Before the sun rises, ICU nurse Lauren Herpy is clocking in for her 12-hour shift at OhioHealth O'Bleness Hospital in Athens. She checks in with the exiting night shift nurse, walks around gathering updates on the patients under her care, gathering physical assessments and reviewing their medical charts.
Much of Herpy’s shift is also dedicated to fighting on Athens County’s COVID-19 frontline.
Anytime Herpy interacts with a COVID-19 patient, her uniform consists of head-to-toe personal protection equipment: the nurse must don a full protective gown, an N-95 mask, gloves and a face shield every time she tends to her patients with the virus.
Some health care professionals in her orbit, she said, feel that working under the oppressive conditions of a pandemic is not what they signed up for when working to complete their medical degrees. Herpy, however, can’t relate to that one bit.
“Helping people is exactly what we signed up for," she said. “And as terrible, heartbreaking and emotionally devastating it has been, I choose to take time to reflect on the transformation.”
The Ohio University graduate has worked with OhioHealth for several years, first in the Medical Surgical unit and then the hospital’s ICU unit. Her work days pre-pandemic were rather routine, but the day-to-day activities in an ICU require mental and physical flexibility.
Herpy said that when the pandemic began last year many health professionals nationwide were immediately anxious about their access to personal protective equipment. She and other employees at OhioHealth didn’t necessarily share that worry, as PPE was sufficiently available.

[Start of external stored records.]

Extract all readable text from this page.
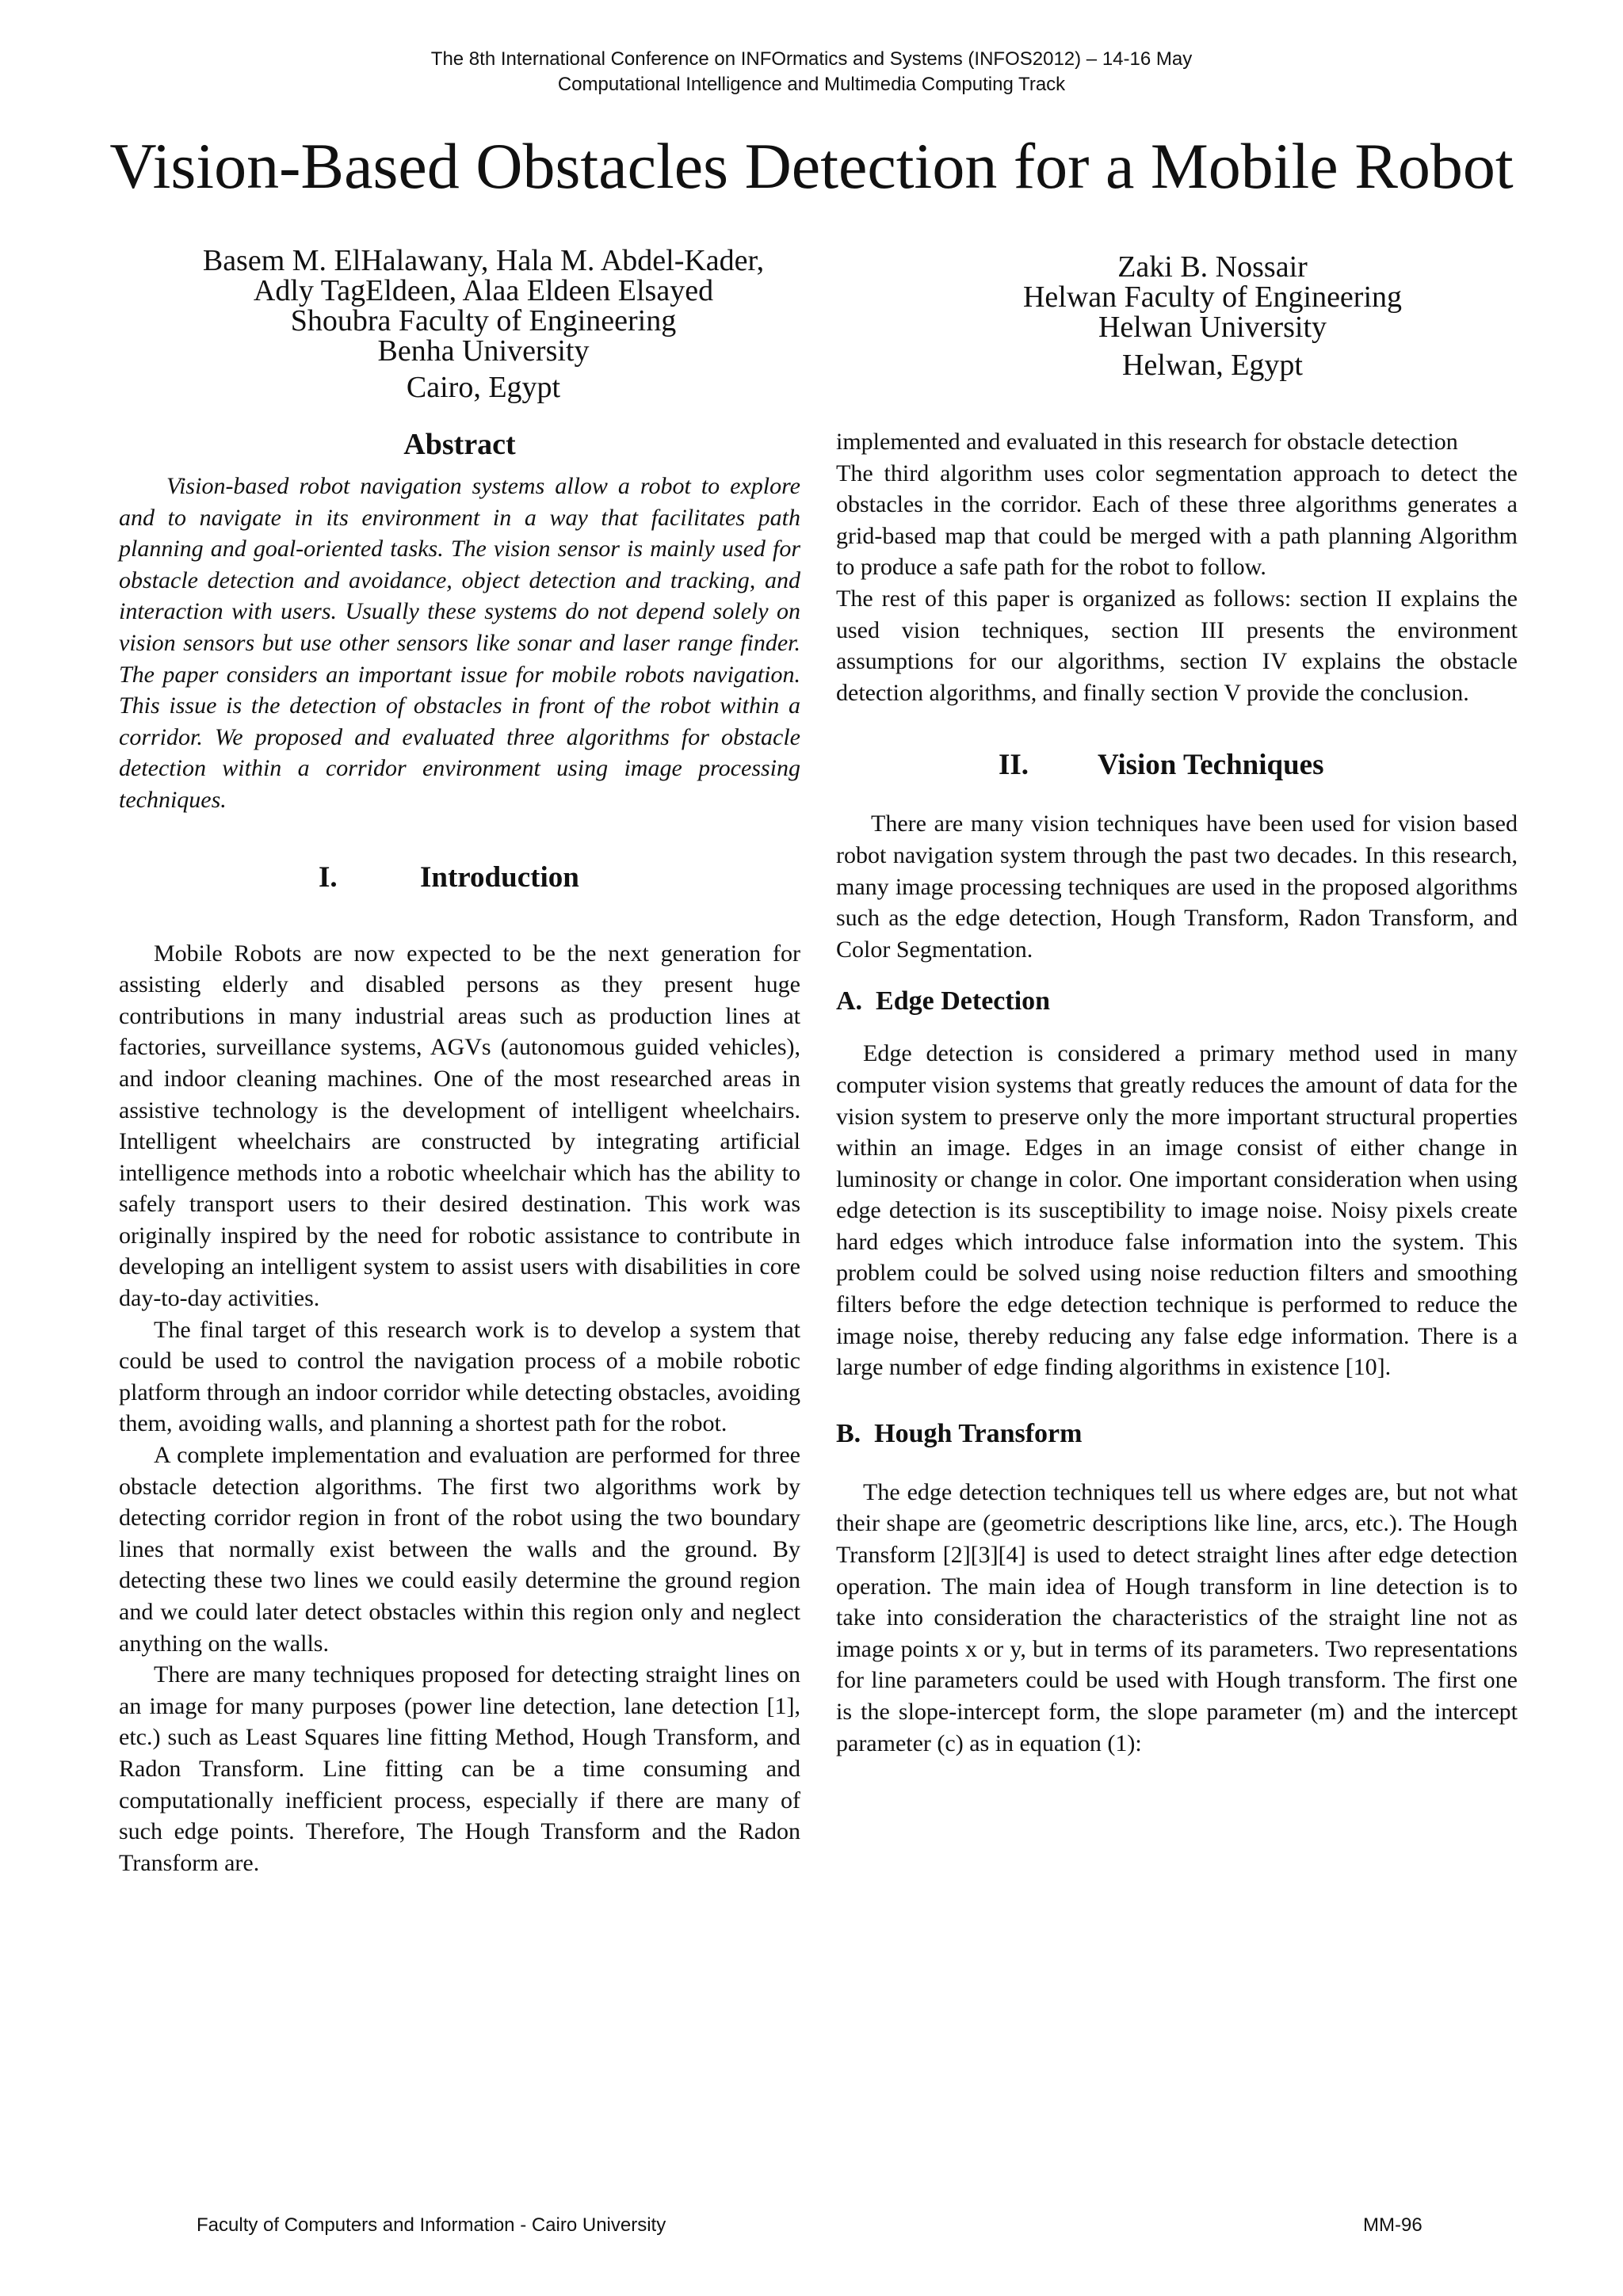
The 8th International Conference on INFOrmatics and Systems (INFOS2012) – 14-16 May
Computational Intelligence and Multimedia Computing Track
Vision-Based Obstacles Detection for a Mobile Robot
Basem M. ElHalawany, Hala M. Abdel-Kader,
Adly TagEldeen, Alaa Eldeen Elsayed
Shoubra Faculty of Engineering
Benha University
Cairo, Egypt
Zaki B. Nossair
Helwan Faculty of Engineering
Helwan University
Helwan, Egypt
Abstract

Vision-based robot navigation systems allow a robot to explore and to navigate in its environment in a way that facilitates path planning and goal-oriented tasks. The vision sensor is mainly used for obstacle detection and avoidance, object detection and tracking, and interaction with users. Usually these systems do not depend solely on vision sensors but use other sensors like sonar and laser range finder. The paper considers an important issue for mobile robots navigation. This issue is the detection of obstacles in front of the robot within a corridor. We proposed and evaluated three algorithms for obstacle detection within a corridor environment using image processing techniques.

I.	Introduction

Mobile Robots are now expected to be the next generation for assisting elderly and disabled persons as they present huge contributions in many industrial areas such as production lines at factories, surveillance systems, AGVs (autonomous guided vehicles), and indoor cleaning machines. One of the most researched areas in assistive technology is the development of intelligent wheelchairs. Intelligent wheelchairs are constructed by integrating artificial intelligence methods into a robotic wheelchair which has the ability to safely transport users to their desired destination. This work was originally inspired by the need for robotic assistance to contribute in developing an intelligent system to assist users with disabilities in core day-to-day activities.

The final target of this research work is to develop a system that could be used to control the navigation process of a mobile robotic platform through an indoor corridor while detecting obstacles, avoiding them, avoiding walls, and planning a shortest path for the robot.

A complete implementation and evaluation are performed for three obstacle detection algorithms. The first two algorithms work by detecting corridor region in front of the robot using the two boundary lines that normally exist between the walls and the ground. By detecting these two lines we could easily determine the ground region and we could later detect obstacles within this region only and neglect anything on the walls.

There are many techniques proposed for detecting straight lines on an image for many purposes (power line detection, lane detection [1], etc.) such as Least Squares line fitting Method, Hough Transform, and Radon Transform. Line fitting can be a time consuming and computationally inefficient process, especially if there are many of such edge points. Therefore, The Hough Transform and the Radon Transform are.

implemented and evaluated in this research for obstacle detection

The third algorithm uses color segmentation approach to detect the obstacles in the corridor. Each of these three algorithms generates a grid-based map that could be merged with a path planning Algorithm to produce a safe path for the robot to follow.

The rest of this paper is organized as follows: section II explains the used vision techniques, section III presents the environment assumptions for our algorithms, section IV explains the obstacle detection algorithms, and finally section V provide the conclusion.

II. Vision Techniques

There are many vision techniques have been used for vision based robot navigation system through the past two decades. In this research, many image processing techniques are used in the proposed algorithms such as the edge detection, Hough Transform, Radon Transform, and Color Segmentation.

A.  Edge Detection

Edge detection is considered a primary method used in many computer vision systems that greatly reduces the amount of data for the vision system to preserve only the more important structural properties within an image. Edges in an image consist of either change in luminosity or change in color. One important consideration when using edge detection is its susceptibility to image noise. Noisy pixels create hard edges which introduce false information into the system. This problem could be solved using noise reduction filters and smoothing filters before the edge detection technique is performed to reduce the image noise, thereby reducing any false edge information. There is a large number of edge finding algorithms in existence [10].

B.  Hough Transform

The edge detection techniques tell us where edges are, but not what their shape are (geometric descriptions like line, arcs, etc.). The Hough Transform [2][3][4] is used to detect straight lines after edge detection operation. The main idea of Hough transform in line detection is to take into consideration the characteristics of the straight line not as image points x or y, but in terms of its parameters. Two representations for line parameters could be used with Hough transform. The first one is the slope-intercept form, the slope parameter (m) and the intercept parameter (c) as in equation (1):

Faculty of Computers and Information - Cairo University	MM-96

Staffing was also a concern, but nurses from other units in the hospital have transferred to the ICU in order to carry the local weight of the pandemic. And nurses have worked hard during the pandemic; in fact, ICU nurses at OhioHealth O'Bleness Hospital have voluntarily picked up more shifts, Herpy said.
Interactions with patients who are in recovery from COVID-19 require a lot of planning. Especially toward the beginning of the pandemic, Herpy quickly learned to cluster her tasks in order to swiftly and efficiently care for hospitalized people. For her, that meant accomplishing as much as she can while devoting time to caring for COVID-19 patients, taking out the trash in their room, helping them get to the bathroom and much more.
Tending to patients who are carrying an airborne virus of which little is known can be a daunting task for even a veteran ICU nurse. Herpy said that early last year she and her fellow nurses proceeded with an abundance of anxiety, operating with a fear of exposure even as they followed each public health protocol.
But more worried are the patients who test positive for the virus and whose health declines to the point where they requires hospitalization. The ICU nurse noted that her patients experiencing COVID-19 share an array of emotions: fear and nervousness, to start.
People who come into OhioHealth O'Bleness Hospital with COVID-19 have been watching and reading news about the highly contagious, airborne virus, and many also may know someone who struggled or failed to recover from it. Patients also report feelings of loneliness and isolation as they are set aside from others and are unable to welcome visitors.
As a result, Herpy oftentimes has to speak with a patient’s relatives on the phone in order to update them on the status of their loved one, to explain how she and other nurses are caring for the patient and to answer the many questions family members and spouses have when someone they care for is hospitalized.
Herpy told The NEWS that she has seen the virus wreak havoc on patients’ bodies, often causing pneumonia to set in, a frightening development for an older individual who may have pre-existing conditions. The recovery time from COVID-19, too, is alarming, with some patients reportedly taking weeks or months to recuperate following exposure.
The ICU nurse also said that the virus currently has no cure, and much of what can be done for patients is to support their immune systems fighting off the virus. One tactic nurses implement, though, that has been rather helpful during a person’s recovery is “prone positioning”: laying a patient on his or her stomach to encourage oxygenation.
“It’s really unlike anything I’ve ever seen,” Herpy said. “This virus is unpredictable, and sometimes the results are not what we want.”
In Athens County, nine people have died in connection to the virus and 137 have been hospitalized as of Monday, according to the Ohio Department of Health.
Herpy said that in her role as an ICU nurse, she often feels frustrated with how COVID-19 is perceived by the public, with some people in her own community calling it a hoax.
Also alarming are the attitudes and actions she witnesses from younger populations, who carry the lion’s share of confirmed cases in Athens County.
“I think the focus for our younger population should be on being a good citizen and doing what you can to prevent spread,” Herpy said. “For them, they should be more defensive rather than offensive.”
For Herpy and for other OhioHealth O'Bleness Hospital nurses, a beam of hope stretches ahead: vaccinations. Herpy has been vaccinated and advises others to consult their health care providers about immunizations.
She’s had some already voice concern about the potential of the vaccine causing more harm than good if they choose to receive it, but Herpy said many times people confuse a normal immune response to a vaccination with infection.
“(The vaccine is) really the only way out,” she said.